Denham also said the storage of RVs constitute a higher volume of complaints, and there was nothing in the current ordinances that referenced that issue.
But now there is.
Under the new ordinance, recreational vehicles must be moved off the streets within 72 hours.
Denham also noted that the camping ordinance is still in effect, which means someone can’t be living in an RV, park it in front of your house and live there.
As always, unless it is an egregious situation, parking complaints are all citizen-driven, meaning that Humble and police don’t go out looking for violations; reports are only generated when complaints are filed by citizens.

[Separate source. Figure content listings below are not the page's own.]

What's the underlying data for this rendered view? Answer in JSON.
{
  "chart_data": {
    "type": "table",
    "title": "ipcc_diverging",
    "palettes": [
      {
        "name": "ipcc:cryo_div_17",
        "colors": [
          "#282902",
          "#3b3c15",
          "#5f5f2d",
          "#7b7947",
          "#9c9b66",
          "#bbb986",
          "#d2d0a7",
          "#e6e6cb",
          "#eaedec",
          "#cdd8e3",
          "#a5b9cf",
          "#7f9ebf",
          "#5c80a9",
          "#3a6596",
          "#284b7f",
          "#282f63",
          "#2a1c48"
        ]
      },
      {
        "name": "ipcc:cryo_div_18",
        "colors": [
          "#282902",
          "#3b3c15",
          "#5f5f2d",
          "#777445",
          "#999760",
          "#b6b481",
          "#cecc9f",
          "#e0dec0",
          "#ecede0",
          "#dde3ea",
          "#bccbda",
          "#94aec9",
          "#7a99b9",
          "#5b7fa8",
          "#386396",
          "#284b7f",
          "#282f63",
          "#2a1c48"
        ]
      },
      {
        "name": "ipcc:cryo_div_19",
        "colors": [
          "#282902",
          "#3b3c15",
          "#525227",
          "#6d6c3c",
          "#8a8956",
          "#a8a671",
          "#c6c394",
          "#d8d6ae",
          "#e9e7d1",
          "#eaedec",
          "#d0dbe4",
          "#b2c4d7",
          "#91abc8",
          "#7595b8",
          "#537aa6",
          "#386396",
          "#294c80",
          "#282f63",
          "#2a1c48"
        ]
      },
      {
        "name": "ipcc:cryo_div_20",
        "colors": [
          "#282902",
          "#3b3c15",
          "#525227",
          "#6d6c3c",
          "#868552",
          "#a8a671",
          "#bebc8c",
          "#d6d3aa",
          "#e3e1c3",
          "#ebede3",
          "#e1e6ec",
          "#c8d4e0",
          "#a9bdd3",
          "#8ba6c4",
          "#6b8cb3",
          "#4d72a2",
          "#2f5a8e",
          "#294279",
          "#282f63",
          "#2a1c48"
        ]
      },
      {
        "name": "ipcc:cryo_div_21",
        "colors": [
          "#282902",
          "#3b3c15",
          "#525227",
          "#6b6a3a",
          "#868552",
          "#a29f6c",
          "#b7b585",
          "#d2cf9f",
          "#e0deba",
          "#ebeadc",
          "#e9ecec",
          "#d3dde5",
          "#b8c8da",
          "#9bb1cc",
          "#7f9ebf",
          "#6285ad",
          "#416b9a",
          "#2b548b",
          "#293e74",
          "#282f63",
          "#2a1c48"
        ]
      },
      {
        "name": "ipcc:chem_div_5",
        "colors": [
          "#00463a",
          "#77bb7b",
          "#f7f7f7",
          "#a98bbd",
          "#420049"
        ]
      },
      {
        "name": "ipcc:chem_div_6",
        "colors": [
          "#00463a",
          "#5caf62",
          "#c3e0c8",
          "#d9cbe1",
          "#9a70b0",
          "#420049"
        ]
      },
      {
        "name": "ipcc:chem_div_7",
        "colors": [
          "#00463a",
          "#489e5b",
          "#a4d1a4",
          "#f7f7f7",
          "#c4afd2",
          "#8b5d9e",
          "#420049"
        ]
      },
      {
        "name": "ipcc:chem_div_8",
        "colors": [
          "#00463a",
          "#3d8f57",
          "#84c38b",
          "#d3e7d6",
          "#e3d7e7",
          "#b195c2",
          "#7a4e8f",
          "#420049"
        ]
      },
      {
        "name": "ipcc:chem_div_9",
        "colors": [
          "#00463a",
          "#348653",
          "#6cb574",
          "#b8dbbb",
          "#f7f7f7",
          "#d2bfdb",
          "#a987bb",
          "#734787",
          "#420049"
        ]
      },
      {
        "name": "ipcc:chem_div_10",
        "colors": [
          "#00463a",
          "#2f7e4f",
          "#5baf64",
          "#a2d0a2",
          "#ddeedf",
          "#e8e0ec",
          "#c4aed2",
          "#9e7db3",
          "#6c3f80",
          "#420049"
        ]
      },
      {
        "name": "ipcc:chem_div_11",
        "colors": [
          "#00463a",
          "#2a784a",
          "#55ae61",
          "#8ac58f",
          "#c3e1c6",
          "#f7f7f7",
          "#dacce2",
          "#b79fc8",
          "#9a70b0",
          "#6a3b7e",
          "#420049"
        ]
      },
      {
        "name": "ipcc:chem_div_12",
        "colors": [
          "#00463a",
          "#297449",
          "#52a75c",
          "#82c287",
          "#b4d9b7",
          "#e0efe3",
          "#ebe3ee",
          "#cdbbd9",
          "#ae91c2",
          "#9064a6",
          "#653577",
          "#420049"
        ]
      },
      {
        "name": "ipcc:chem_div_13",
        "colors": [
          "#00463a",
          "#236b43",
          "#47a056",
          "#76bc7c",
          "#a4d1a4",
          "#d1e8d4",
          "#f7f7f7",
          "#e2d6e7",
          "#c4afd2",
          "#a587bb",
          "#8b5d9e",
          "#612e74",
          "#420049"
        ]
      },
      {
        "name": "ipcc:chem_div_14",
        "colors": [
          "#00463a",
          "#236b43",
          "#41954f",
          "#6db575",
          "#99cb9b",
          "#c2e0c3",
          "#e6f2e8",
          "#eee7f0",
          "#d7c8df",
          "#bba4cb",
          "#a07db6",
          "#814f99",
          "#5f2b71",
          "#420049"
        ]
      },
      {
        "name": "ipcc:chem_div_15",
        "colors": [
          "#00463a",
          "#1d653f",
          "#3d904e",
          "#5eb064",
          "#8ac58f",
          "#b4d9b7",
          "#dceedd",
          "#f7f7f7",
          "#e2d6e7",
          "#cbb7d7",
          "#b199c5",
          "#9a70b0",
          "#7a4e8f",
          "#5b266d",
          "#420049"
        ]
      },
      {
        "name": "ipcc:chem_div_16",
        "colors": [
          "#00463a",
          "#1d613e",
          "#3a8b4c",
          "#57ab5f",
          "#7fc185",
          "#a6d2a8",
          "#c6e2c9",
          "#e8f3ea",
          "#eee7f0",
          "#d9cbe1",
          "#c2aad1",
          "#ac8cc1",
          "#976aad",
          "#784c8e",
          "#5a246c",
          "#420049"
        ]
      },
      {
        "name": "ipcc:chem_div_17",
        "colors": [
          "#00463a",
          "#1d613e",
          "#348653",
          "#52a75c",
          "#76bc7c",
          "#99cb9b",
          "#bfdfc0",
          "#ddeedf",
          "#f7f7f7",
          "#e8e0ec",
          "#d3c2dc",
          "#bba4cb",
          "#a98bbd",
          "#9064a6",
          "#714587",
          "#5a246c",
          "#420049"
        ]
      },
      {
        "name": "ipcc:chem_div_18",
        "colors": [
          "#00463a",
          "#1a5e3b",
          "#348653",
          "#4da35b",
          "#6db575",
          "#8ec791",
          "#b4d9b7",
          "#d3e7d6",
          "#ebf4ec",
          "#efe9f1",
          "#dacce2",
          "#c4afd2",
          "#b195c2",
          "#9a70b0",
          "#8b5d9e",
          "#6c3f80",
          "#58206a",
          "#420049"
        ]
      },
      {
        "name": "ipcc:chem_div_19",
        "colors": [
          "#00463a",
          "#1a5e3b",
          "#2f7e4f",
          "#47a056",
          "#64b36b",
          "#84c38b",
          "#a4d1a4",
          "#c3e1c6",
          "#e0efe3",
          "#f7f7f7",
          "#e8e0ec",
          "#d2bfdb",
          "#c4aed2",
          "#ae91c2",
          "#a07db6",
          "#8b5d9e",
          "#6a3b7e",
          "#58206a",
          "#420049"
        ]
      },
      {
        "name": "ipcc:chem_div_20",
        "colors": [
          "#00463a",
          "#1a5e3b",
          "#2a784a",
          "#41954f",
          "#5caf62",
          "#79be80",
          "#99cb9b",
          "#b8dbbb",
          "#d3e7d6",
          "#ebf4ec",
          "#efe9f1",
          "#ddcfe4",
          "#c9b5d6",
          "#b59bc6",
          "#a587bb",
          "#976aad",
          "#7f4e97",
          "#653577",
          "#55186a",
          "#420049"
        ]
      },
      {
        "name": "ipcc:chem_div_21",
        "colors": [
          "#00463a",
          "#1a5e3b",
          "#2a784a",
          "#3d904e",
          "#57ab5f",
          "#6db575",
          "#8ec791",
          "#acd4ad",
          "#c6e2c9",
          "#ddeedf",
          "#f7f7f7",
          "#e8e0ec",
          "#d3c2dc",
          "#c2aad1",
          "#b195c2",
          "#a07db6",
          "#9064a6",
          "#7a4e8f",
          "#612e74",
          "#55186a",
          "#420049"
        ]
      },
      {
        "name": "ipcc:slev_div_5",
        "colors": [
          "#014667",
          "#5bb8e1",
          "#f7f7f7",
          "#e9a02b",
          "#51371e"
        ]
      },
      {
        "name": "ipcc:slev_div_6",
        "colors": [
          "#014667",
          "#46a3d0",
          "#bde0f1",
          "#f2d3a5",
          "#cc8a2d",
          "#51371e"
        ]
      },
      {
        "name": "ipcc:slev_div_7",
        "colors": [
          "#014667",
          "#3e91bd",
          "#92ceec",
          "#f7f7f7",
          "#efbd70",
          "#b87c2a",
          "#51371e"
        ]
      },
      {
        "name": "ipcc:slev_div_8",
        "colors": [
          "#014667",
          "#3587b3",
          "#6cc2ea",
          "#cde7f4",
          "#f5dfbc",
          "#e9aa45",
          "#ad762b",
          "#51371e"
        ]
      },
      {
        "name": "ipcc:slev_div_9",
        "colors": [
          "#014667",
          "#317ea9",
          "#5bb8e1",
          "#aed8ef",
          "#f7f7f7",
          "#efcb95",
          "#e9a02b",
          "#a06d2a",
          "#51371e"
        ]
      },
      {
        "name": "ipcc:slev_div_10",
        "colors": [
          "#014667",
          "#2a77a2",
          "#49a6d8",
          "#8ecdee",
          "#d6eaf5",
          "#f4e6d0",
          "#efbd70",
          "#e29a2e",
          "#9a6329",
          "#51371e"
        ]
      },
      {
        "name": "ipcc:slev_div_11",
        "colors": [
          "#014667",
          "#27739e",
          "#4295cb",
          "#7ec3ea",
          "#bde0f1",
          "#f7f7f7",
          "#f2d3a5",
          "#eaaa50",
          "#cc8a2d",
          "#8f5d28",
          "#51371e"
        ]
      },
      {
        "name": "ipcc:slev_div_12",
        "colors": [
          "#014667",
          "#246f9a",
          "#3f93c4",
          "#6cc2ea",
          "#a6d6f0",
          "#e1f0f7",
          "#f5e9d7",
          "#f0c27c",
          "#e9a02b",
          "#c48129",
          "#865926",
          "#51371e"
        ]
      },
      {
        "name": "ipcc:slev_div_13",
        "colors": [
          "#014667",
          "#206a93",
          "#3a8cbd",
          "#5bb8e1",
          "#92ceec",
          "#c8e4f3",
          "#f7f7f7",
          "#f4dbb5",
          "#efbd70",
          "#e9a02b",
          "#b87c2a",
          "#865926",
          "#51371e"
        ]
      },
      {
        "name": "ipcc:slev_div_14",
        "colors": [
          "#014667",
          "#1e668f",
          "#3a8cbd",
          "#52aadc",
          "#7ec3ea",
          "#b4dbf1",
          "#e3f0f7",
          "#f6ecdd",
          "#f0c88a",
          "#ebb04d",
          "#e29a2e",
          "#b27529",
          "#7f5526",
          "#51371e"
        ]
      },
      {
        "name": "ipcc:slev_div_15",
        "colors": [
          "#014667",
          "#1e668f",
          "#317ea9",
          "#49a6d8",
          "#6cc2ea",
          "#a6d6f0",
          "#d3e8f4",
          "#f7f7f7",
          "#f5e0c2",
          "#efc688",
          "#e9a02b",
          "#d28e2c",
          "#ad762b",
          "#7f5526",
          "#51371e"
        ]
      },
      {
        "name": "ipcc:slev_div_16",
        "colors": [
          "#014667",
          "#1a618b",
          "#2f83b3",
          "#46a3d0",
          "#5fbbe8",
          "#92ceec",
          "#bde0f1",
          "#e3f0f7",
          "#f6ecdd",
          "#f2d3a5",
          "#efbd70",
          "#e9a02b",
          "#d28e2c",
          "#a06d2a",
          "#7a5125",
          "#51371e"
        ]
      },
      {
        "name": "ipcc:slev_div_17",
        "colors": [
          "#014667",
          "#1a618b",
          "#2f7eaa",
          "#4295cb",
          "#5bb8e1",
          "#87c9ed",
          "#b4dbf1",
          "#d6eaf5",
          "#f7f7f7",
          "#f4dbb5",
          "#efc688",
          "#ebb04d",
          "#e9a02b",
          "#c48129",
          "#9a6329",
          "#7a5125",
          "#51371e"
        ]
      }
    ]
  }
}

Failure to abide by the ordinances will constitute prima facie evidence of prohibited storage and is subject to abatement and penalties.
When a vehicle or recreational vehicle is found in violation, deputies or Humble will provide notice and issue a citation for the violation.
If the vehicle or recreational vehicle is not moved in compliance within 24 hours after the notice is posted, the City may treat the vehicle as abandoned and proceed to follow the procedures.
No citation for violation of this section will be issued unless notice to move the vehicle has been attached to the vehicle by any law enforcement officer or code enforcement officer, no less than 24 hours before the citation is issued.
Denham noted that there are three separate ordinances that involve parking – method of parking, abandoned vehicles and storage of vehicles. The first two ordinances are unchanging, while the storage of vehicles is the one that is being revised.
The method of parking ordinance is unchanging, which requires that vehicles must be parked in the same direction of the streets. A ticket for that offense is generally $50.
The abandoned vehicles ordinance is unchanging, too. That’s the ordinance that states that if a vehicle appears to be abandoned, an investigation is launched, police tag the vehicle and the owner has 24 hours to move it before it is towed away.
This revamped ordinance is mirrored closely after Veneta’s storage of vehicles ordinance.
”Veneta has had a vehicle storage ordinance in place for several years that’s worked really well,” Denham said. ”I think this is more reasonable.”